Very rare: Stevens-Johnson syndrome*, toxic epidermal necrolysis, photosensitivity reaction, erythema multiforme, erythema nodosum, pigmentation disorder, purpura, acne, hyperhydrosis, alopecia, hirsutism.

Not known**: acute generalized exanthematous pustulosis (AGEP)**, lichenoid keratosis, onychomadesis

Musculoskeletal, connective tissue and bone disorders

Rare: muscular weakness

Very rare: bone metabolism disorders (decrease in plasma calcium and blood 25-hydroxy-cholecalciferol) leading to osteomalacia/osteoporosis, arthralgia, myalgia, muscle spasms

Not know**: fracture

Renal and urinary disorders

Very rare: tubulointerstitial nephritis, renal failure, renal impairment (e.g. albuminuria, haematuria, oliguria and blood urea/azotaemia), urinary retention, urinary frequency

Reproductive system

Very rare: sexual disturbances/erecticle dysfunction spermatogenesis abnormal (with decreased sperm count and/or motility)
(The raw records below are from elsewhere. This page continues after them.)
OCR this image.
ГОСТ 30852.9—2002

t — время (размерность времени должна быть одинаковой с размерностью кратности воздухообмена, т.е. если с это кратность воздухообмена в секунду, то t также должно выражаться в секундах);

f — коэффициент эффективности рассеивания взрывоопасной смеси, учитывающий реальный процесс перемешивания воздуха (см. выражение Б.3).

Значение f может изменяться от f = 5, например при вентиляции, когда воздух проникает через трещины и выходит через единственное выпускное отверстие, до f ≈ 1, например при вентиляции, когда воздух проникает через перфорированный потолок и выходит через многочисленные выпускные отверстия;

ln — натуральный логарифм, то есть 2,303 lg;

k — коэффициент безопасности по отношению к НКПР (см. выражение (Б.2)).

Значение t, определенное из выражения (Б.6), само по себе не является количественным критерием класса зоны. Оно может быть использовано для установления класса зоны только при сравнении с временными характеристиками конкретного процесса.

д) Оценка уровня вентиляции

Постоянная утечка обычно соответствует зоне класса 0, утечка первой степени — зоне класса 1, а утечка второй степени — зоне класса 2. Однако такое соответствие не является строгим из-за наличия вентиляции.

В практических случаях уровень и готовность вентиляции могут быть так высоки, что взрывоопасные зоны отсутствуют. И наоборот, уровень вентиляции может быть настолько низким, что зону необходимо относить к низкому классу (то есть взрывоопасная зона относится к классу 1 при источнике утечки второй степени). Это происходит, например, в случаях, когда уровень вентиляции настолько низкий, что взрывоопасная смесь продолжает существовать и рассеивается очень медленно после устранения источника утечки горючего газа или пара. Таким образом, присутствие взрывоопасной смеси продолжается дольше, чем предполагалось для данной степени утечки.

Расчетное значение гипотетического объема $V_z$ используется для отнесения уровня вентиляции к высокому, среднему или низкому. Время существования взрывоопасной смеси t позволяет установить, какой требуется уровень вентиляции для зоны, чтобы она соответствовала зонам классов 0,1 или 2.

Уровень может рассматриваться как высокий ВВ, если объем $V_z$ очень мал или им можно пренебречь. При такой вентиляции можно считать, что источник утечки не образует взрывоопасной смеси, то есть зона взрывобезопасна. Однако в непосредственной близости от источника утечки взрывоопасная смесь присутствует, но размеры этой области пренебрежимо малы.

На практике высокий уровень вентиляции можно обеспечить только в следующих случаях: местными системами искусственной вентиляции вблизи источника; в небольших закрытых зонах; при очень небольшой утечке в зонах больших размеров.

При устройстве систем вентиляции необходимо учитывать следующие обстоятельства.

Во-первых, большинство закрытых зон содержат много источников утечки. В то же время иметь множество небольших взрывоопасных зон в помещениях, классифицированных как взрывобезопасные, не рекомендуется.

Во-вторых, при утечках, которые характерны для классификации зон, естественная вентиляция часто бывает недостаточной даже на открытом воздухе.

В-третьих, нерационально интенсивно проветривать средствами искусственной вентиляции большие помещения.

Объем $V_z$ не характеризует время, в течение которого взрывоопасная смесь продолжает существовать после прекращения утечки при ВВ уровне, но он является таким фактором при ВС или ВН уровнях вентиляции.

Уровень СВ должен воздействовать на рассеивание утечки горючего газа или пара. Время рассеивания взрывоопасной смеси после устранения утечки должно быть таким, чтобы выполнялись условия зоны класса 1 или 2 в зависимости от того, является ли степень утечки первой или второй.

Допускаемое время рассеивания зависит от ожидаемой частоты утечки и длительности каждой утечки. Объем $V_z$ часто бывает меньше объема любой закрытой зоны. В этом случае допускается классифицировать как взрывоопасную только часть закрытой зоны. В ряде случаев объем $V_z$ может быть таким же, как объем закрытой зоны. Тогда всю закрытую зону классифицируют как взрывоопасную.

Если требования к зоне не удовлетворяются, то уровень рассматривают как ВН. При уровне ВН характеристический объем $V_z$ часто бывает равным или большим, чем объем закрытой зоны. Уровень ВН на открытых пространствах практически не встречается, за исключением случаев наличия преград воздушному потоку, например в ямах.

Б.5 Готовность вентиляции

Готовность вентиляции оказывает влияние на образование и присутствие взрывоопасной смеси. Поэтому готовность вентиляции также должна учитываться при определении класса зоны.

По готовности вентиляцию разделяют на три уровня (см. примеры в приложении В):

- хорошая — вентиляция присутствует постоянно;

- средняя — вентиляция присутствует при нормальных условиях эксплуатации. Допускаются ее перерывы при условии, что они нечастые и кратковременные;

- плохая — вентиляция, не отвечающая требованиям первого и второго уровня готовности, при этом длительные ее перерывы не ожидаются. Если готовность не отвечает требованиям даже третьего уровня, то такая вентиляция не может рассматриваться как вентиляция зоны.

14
General disorders and administration site conditions

Very common: fatigue

Investigations

Very common: gamma-glutamyltransferase increased (due to hepatic enzyme induction), usually not clinically relevant

Common: blood alkaline phosphatase increased

Uncommon: transaminases increased

Very rare: intraocular pressure increased, blood cholesterol increased, high density lipoprotein increased, blood triglycerides increased. Thyroid function test abnormal: decreased L-Thyroxin (free thyroxine, thyroxine, tri-iodothyronine) and increased blood thyroid stimulating hormone, usually without clinical manifestations, blood prolactin increased

Not known**: bone density decreased.

* In some Asian countries also reported as rare.
** Additional adverse drug reactions from spontaneous reports (frequency not known).
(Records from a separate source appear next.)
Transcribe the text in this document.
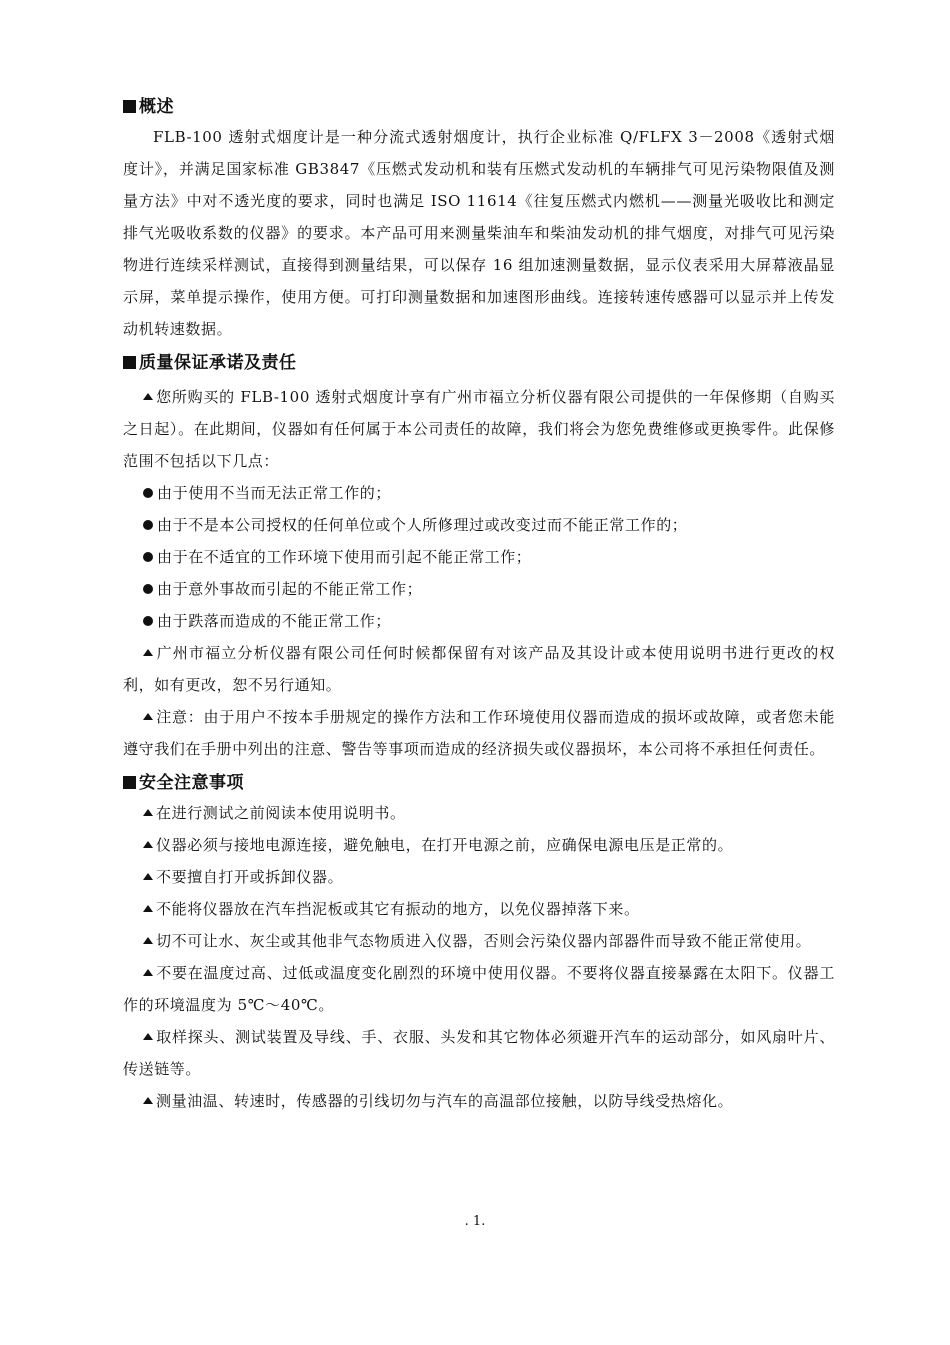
概述

FLB-100 透射式烟度计是一种分流式透射烟度计，执行企业标准 Q/FLFX 3－2008《透射式烟度计》，并满足国家标准 GB3847《压燃式发动机和装有压燃式发动机的车辆排气可见污染物限值及测量方法》中对不透光度的要求，同时也满足 ISO 11614《往复压燃式内燃机——测量光吸收比和测定排气光吸收系数的仪器》的要求。本产品可用来测量柴油车和柴油发动机的排气烟度，对排气可见污染物进行连续采样测试，直接得到测量结果，可以保存 16 组加速测量数据，显示仪表采用大屏幕液晶显示屏，菜单提示操作，使用方便。可打印测量数据和加速图形曲线。连接转速传感器可以显示并上传发动机转速数据。

质量保证承诺及责任

您所购买的 FLB-100 透射式烟度计享有广州市福立分析仪器有限公司提供的一年保修期（自购买之日起）。在此期间，仪器如有任何属于本公司责任的故障，我们将会为您免费维修或更换零件。此保修范围不包括以下几点：

由于使用不当而无法正常工作的；

由于不是本公司授权的任何单位或个人所修理过或改变过而不能正常工作的；

由于在不适宜的工作环境下使用而引起不能正常工作；

由于意外事故而引起的不能正常工作；

由于跌落而造成的不能正常工作；

广州市福立分析仪器有限公司任何时候都保留有对该产品及其设计或本使用说明书进行更改的权利，如有更改，恕不另行通知。

注意：由于用户不按本手册规定的操作方法和工作环境使用仪器而造成的损坏或故障，或者您未能遵守我们在手册中列出的注意、警告等事项而造成的经济损失或仪器损坏，本公司将不承担任何责任。

安全注意事项

在进行测试之前阅读本使用说明书。

仪器必须与接地电源连接，避免触电，在打开电源之前，应确保电源电压是正常的。

不要擅自打开或拆卸仪器。

不能将仪器放在汽车挡泥板或其它有振动的地方，以免仪器掉落下来。

切不可让水、灰尘或其他非气态物质进入仪器，否则会污染仪器内部器件而导致不能正常使用。

不要在温度过高、过低或温度变化剧烈的环境中使用仪器。不要将仪器直接暴露在太阳下。仪器工作的环境温度为 5℃～40℃。

取样探头、测试装置及导线、手、衣服、头发和其它物体必须避开汽车的运动部分，如风扇叶片、传送链等。

测量油温、转速时，传感器的引线切勿与汽车的高温部位接触，以防导线受热熔化。

. 1.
The following adverse drug reactions have been derived from post-marketing experience with carbamazepine via spontaneous case reports and literature cases. Because these reactions are reported voluntarily from a population of uncertain size, it is not possible to reliably estimate their frequency which is therefore categorized as not known. Adverse drug reactions are listed according to system organ classes in MedDRA. Within each system organ class, ADRs are presented in order of decreasing seriousness.
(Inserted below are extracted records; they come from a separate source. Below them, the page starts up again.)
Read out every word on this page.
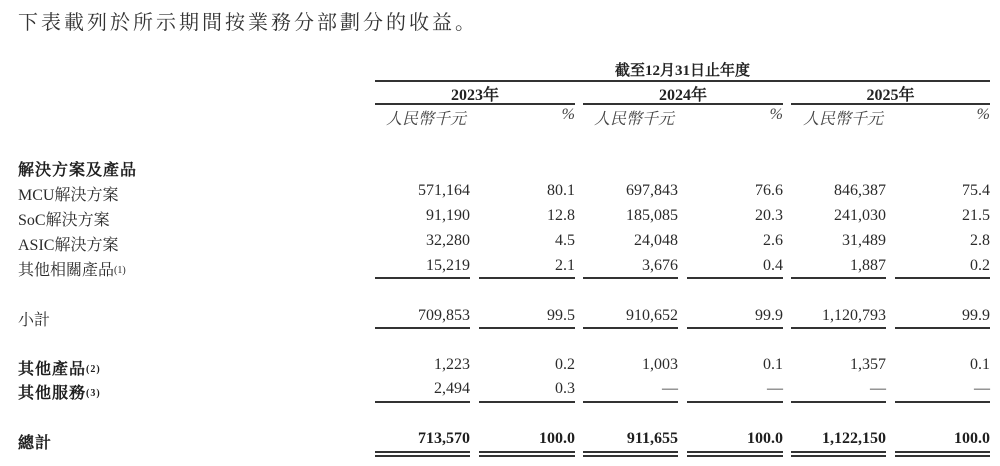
下表載列於所示期間按業務分部劃分的收益。
截至12月31日止年度
2023年	2024年	2025年
人民幣千元	% 人民幣千元	% 人民幣千元	%
解決方案及產品
MCU解決方案	571,164	80.1	697,843	76.6	846,387	75.4
SoC解決方案	91,190	12.8	185,085	20.3	241,030	21.5
ASIC解決方案	32,280	4.5	24,048	2.6	31,489	2.8
其他相關產品$^{(1)}$	15,219	2.1	3,676	0.4	1,887	0.2
小計	709,853	99.5	910,652	99.9	1,120,793	99.9
其他產品$^{(2)}$	1,223	0.2	1,003	0.1	1,357	0.1
其他服務$^{(3)}$	2,494	0.3	—	—	—	—
總計	713,570	100.0	911,655	100.0	1,122,150	100.0
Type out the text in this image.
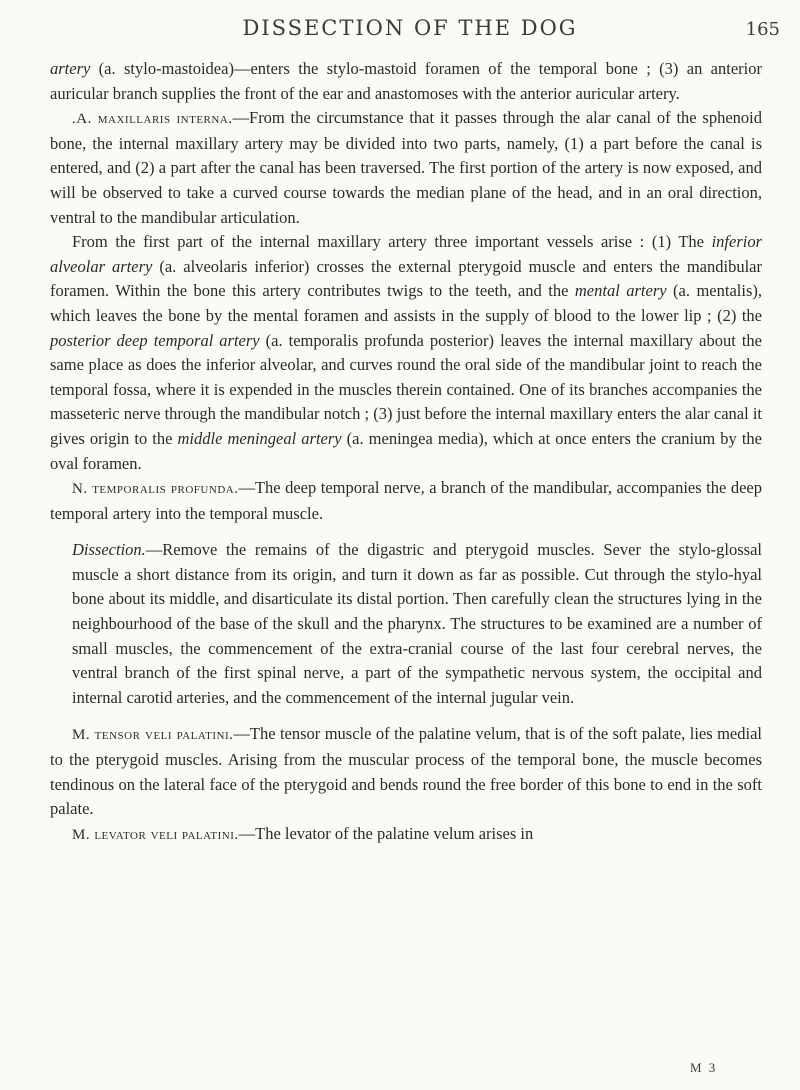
DISSECTION OF THE DOG	165

artery (a. stylo-mastoidea)—enters the stylo-mastoid foramen of the temporal bone ; (3) an anterior auricular branch supplies the front of the ear and anastomoses with the anterior auricular artery.

.A. maxillaris interna.—From the circumstance that it passes through the alar canal of the sphenoid bone, the internal maxillary artery may be divided into two parts, namely, (1) a part before the canal is entered, and (2) a part after the canal has been traversed. The first portion of the artery is now exposed, and will be observed to take a curved course towards the median plane of the head, and in an oral direction, ventral to the mandibular articulation.

From the first part of the internal maxillary artery three important vessels arise : (1) The inferior alveolar artery (a. alveolaris inferior) crosses the external pterygoid muscle and enters the mandibular foramen. Within the bone this artery contributes twigs to the teeth, and the mental artery (a. mentalis), which leaves the bone by the mental foramen and assists in the supply of blood to the lower lip ; (2) the posterior deep temporal artery (a. temporalis profunda posterior) leaves the internal maxillary about the same place as does the inferior alveolar, and curves round the oral side of the mandibular joint to reach the temporal fossa, where it is expended in the muscles therein contained. One of its branches accompanies the masseteric nerve through the mandibular notch ; (3) just before the internal maxillary enters the alar canal it gives origin to the middle meningeal artery (a. meningea media), which at once enters the cranium by the oval foramen.

N. temporalis profunda.—The deep temporal nerve, a branch of the mandibular, accompanies the deep temporal artery into the temporal muscle.

Dissection.—Remove the remains of the digastric and pterygoid muscles. Sever the stylo-glossal muscle a short distance from its origin, and turn it down as far as possible. Cut through the stylo-hyal bone about its middle, and disarticulate its distal portion. Then carefully clean the structures lying in the neighbourhood of the base of the skull and the pharynx. The structures to be examined are a number of small muscles, the commencement of the extra-cranial course of the last four cerebral nerves, the ventral branch of the first spinal nerve, a part of the sympathetic nervous system, the occipital and internal carotid arteries, and the commencement of the internal jugular vein.

M. tensor veli palatini.—The tensor muscle of the palatine velum, that is of the soft palate, lies medial to the pterygoid muscles. Arising from the muscular process of the temporal bone, the muscle becomes tendinous on the lateral face of the pterygoid and bends round the free border of this bone to end in the soft palate.

M. levator veli palatini.—The levator of the palatine velum arises in

M 3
There have been reports of decreased bone mineral density, osteopenia, osteoporosis and fractures in patients on long-term therapy with carbamazepine. The mechanism by which carbamazepine affects bone metabolism has not been identified.

There is increasing evidence regarding the association of genetic markers and the occurrence of cutaneous ADRs such as SJS, TEN, DRESS, AGEP and maculopapular rash. In Japanese and European patients, these reactions have been reported to be associated with the use of carbamazepine and the presence of the HLA-A*3101 allele. Another marker, HLA-B*1502 has been shown to be strongly associated with SJS and TEN among individuals of Han Chinese, Thai and some other Asian ancestry.